By April 19, 2013July 21st, 2023Alan Freed Featured, Divorce

The following was originally posted on Patch.com by Alan E. Freed as part of a weekly series written by the attorneys of Paule, Camazine and Blumenthal, P.C. called From the Lawyer’s Desk. If you have any areas of the law that you would like discussed as part of that series, please contact us at fromthelawyersdesk@pcblawfirm.com.

You’re going through a divorce and you dread the screaming, yelling, and fighting that you have heard people deal with during this process.  Here are five things you can do to reduce the conflict as you go through a divorce:

1.     Think Before You Communicate:  If you want your spouse to respond to your e-mail or text message, don’t start it off with a nasty zinger.  Keep the goal of your communication in mind and keep your message simple:  just the essential facts.

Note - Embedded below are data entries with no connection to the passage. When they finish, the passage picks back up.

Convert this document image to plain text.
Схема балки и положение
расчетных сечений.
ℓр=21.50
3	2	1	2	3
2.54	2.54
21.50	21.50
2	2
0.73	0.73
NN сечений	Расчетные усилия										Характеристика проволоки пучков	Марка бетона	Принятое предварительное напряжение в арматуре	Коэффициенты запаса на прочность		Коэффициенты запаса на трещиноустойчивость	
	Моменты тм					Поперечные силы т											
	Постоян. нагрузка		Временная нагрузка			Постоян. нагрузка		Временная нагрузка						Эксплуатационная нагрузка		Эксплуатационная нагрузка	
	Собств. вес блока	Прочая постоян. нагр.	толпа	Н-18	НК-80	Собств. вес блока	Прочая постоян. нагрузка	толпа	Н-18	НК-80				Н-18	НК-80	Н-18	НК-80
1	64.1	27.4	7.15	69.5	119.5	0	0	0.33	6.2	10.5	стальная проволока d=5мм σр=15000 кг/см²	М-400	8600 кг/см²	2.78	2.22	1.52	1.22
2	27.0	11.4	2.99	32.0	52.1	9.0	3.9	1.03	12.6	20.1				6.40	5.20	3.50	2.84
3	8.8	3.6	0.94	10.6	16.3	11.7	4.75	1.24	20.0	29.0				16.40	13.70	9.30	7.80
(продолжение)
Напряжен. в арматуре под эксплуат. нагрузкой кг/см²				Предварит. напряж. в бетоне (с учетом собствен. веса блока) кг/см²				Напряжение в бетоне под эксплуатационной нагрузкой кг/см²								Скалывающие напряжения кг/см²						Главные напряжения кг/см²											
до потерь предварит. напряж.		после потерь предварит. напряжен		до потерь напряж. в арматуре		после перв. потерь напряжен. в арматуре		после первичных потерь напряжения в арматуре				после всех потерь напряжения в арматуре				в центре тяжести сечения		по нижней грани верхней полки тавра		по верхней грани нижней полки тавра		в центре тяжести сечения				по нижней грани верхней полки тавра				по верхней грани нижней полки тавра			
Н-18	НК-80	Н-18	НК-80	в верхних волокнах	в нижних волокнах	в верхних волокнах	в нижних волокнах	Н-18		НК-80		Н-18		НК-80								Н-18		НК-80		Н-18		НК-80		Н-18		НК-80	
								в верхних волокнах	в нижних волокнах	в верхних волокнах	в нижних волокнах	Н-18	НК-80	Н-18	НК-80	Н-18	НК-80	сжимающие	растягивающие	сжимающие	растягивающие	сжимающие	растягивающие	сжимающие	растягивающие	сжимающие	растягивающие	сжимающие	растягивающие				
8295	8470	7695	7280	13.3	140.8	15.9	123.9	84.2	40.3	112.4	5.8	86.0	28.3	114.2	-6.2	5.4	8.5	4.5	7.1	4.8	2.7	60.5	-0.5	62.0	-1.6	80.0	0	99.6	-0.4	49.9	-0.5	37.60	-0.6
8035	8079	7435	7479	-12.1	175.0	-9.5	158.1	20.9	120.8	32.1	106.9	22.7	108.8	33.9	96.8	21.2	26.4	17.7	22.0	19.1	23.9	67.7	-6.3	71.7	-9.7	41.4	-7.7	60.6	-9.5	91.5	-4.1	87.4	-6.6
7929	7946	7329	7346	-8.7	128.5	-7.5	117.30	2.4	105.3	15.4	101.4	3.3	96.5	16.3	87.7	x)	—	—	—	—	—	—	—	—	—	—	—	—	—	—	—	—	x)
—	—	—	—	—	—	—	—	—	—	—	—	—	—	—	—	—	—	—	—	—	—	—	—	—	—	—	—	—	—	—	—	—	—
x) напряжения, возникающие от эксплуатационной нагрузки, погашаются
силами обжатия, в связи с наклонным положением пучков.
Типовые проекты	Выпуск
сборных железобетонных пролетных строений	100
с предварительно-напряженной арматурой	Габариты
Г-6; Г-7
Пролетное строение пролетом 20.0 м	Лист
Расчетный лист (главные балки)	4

2.     Choose Your Battles:  The emotional nature of divorce turns every small disagreement into fighting words.  Resist the temptation to argue over your spouse’s decision to serve the kids pizza or her failure to return the sweatshirt you sent over.  Your kids will be better off if they don’t have to see their parents in constant conflict.

3.     Keep Your Parents on the Sidelines:  Your parents, and other well-meaning family and friends, want to support you, but sometimes they decide that the best way to show they love you is to run down your spouse.  That kind of support is no support at all.  Your kids are going to hear the negative comments and get caught squarely in the middle.

4.     Put Your Kids First:  Spend your time with your children, rather than your new “significant other.”  Bringing a new person into your life during the divorce will only make your spouse angrier, expose the new person to the possibility of being dragged into your case, and is likely to set up your children for disappointment or at least confusion if they become connected to a new parental figure.  You’ll have plenty of time for a love life after the divorce is over.

5.     Respond Promptly:  If your spouse (or your lawyer) makes a request, get back to them.  Nothing promotes distrust more than unexplained delays.  Your spouse will start concocting all kinds of reasons why you failed to respond, none of which will be helpful to you.